In other TBS MLB postseason news, Cal Ripken will move from the studio to the booth, where he will join Ernie Johnson Jr. and Ron Darling for a wild-card game, a div­ision series and the National League Championship Series.

Darling, who also is an analyst for SNY’s New York Mets coverage, signed a long-term contract extension with Turner Sports. He will continue to work select regular-season games on TBS’ Sunday afternoon package.

“I am just over the moon,” Darling said. “I am so happy I am in the Turner family. I have made friends, from the people I work with in front of the camera, to all the people that work behind the scenes. Everyone from top to bottom have been so great to me. That is one of the reasons I’m so happy to come back.”

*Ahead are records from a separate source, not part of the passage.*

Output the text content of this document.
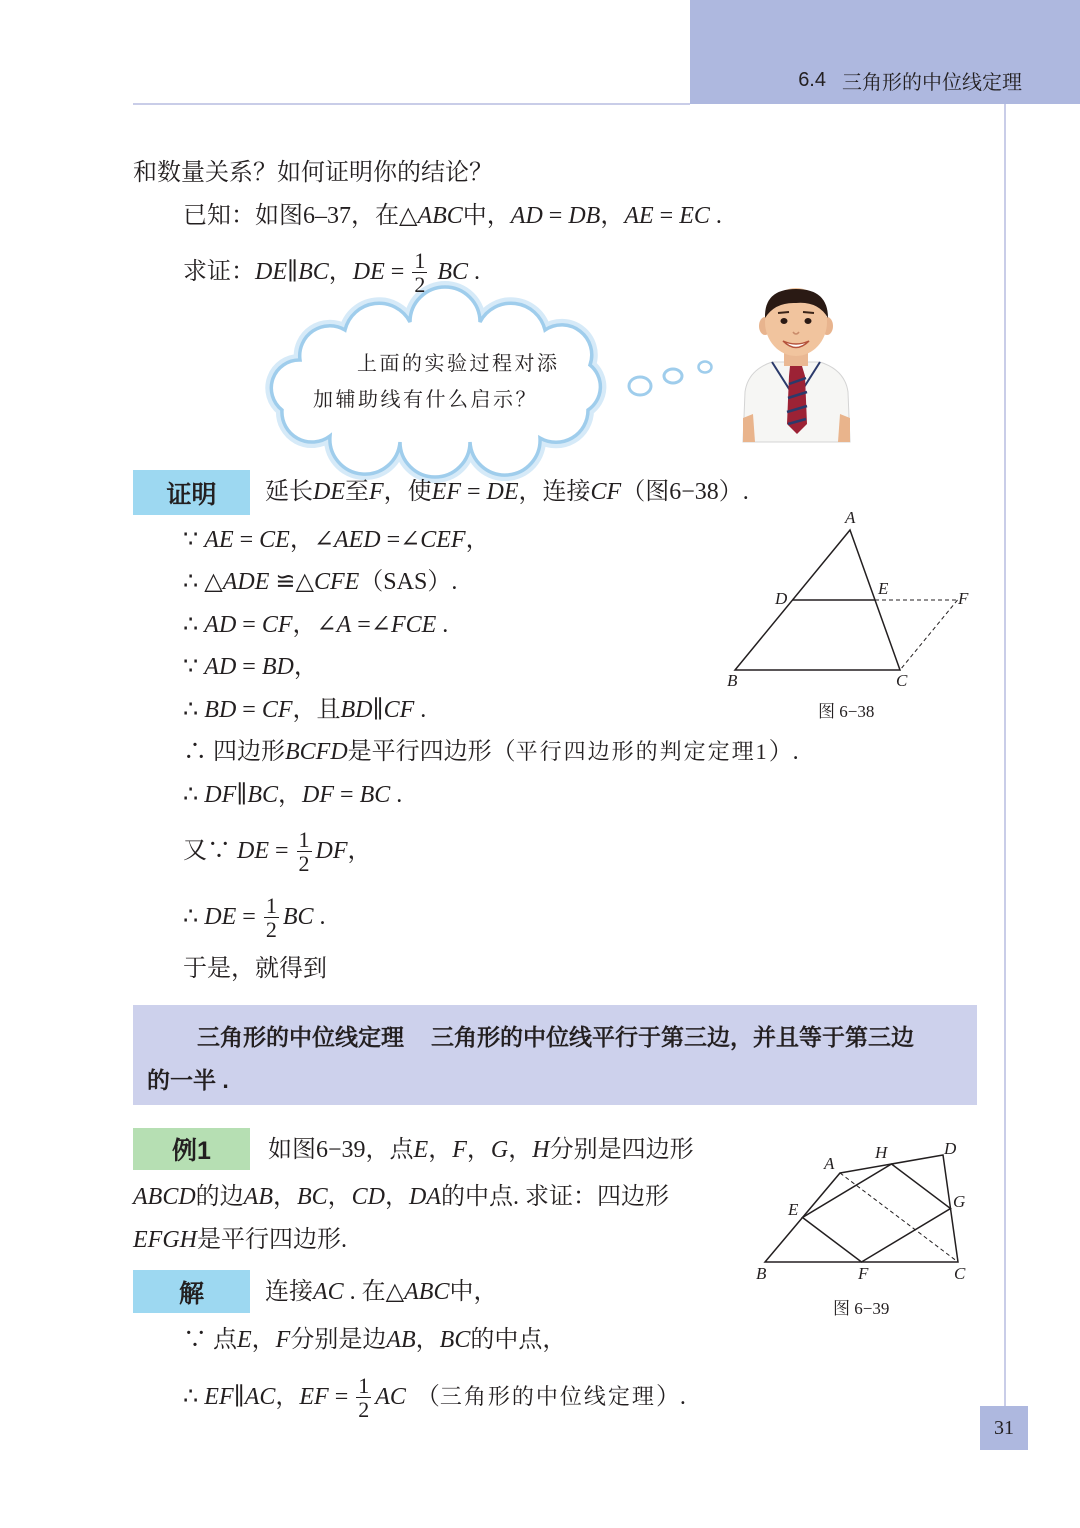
6.4 三角形的中位线定理
上面的实验过程对添
加辅助线有什么启示？
A
D
E
F
B	C
图 6−38
A
H	D
E	G
B	F	C
图 6−39
和数量关系？如何证明你的结论？
已知：如图6–37，在△ ABC 中， AD = DB ， AE = EC .
求证： DE ∥ BC ， DE = $\frac{1}{2}$ BC .
证明	延长 DE 至 F ，使 EF = DE ，连接 CF （图6−38）.
∵ AE = CE ，∠ AED =∠ CEF ，
∴ △ ADE ≌△ CFE （SAS）.
∴ AD = CF ，∠ A =∠ FCE .
∵ AD = BD ，
∴ BD = CF ，且 BD ∥ CF .
∴ 四边形 BCFD 是平行四边形（ 平行四边形的判定定理1 ）.
∴ DF ∥ BC ， DF = BC .
又∵ DE = $\frac{1}{2}$ DF ，
∴ DE = $\frac{1}{2}$ BC .
于是，就得到
三角形的中位线定理 三角形的中位线平行于第三边，并且等于第三边
的一半 .
例1	如图6−39，点 E ， F ， G ， H 分别是四边形
ABCD 的边 AB ， BC ， CD ， DA 的中点. 求证：四边形
EFGH 是平行四边形.
解	连接 AC . 在△ ABC 中，
∵ 点 E ， F 分别是边 AB ， BC 的中点，
∴ EF ∥ AC ， EF = $\frac{1}{2}$ AC （ 三角形的中位线定理 ）.
31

Play-by-play announcer Brian Anderson, who is the TV voice of the Milwaukee Brewers, and analyst John Smoltz will work a wild-card game and one of the division series contests. They will also continue to work some Sunday afternoon games.

Parting shots

NBC13 and NBC13 HD will have the Belmont Stakes and Manhattan Handicap today at 5 p.m. NBC Sports Network and NBCSN HD will have the Belmont Stakes undercard at 3 p.m. . . .

ABC’s coverage Thursday of Game 1 of the NBA Finals between the San Antonio Spurs and Miami Heat earned a 10.6 overnight rating, according to Nielsen. While it’s the fourth straight year Game 1 has earned a double-digit rating, it’s down 10 percent from last year’s 11.8 for the Heat-Oklahoma City Thunder finals. . . .

ESPN announced Friday that the Aug. 31 college football game between Syracuse and Penn State from MetLife Stadium in East Rutherford, N.J., will be televised by ABC on ESPN2 at 3:30 p.m. It will most likely be seen in the Capital Region on ABC10 (WTEN).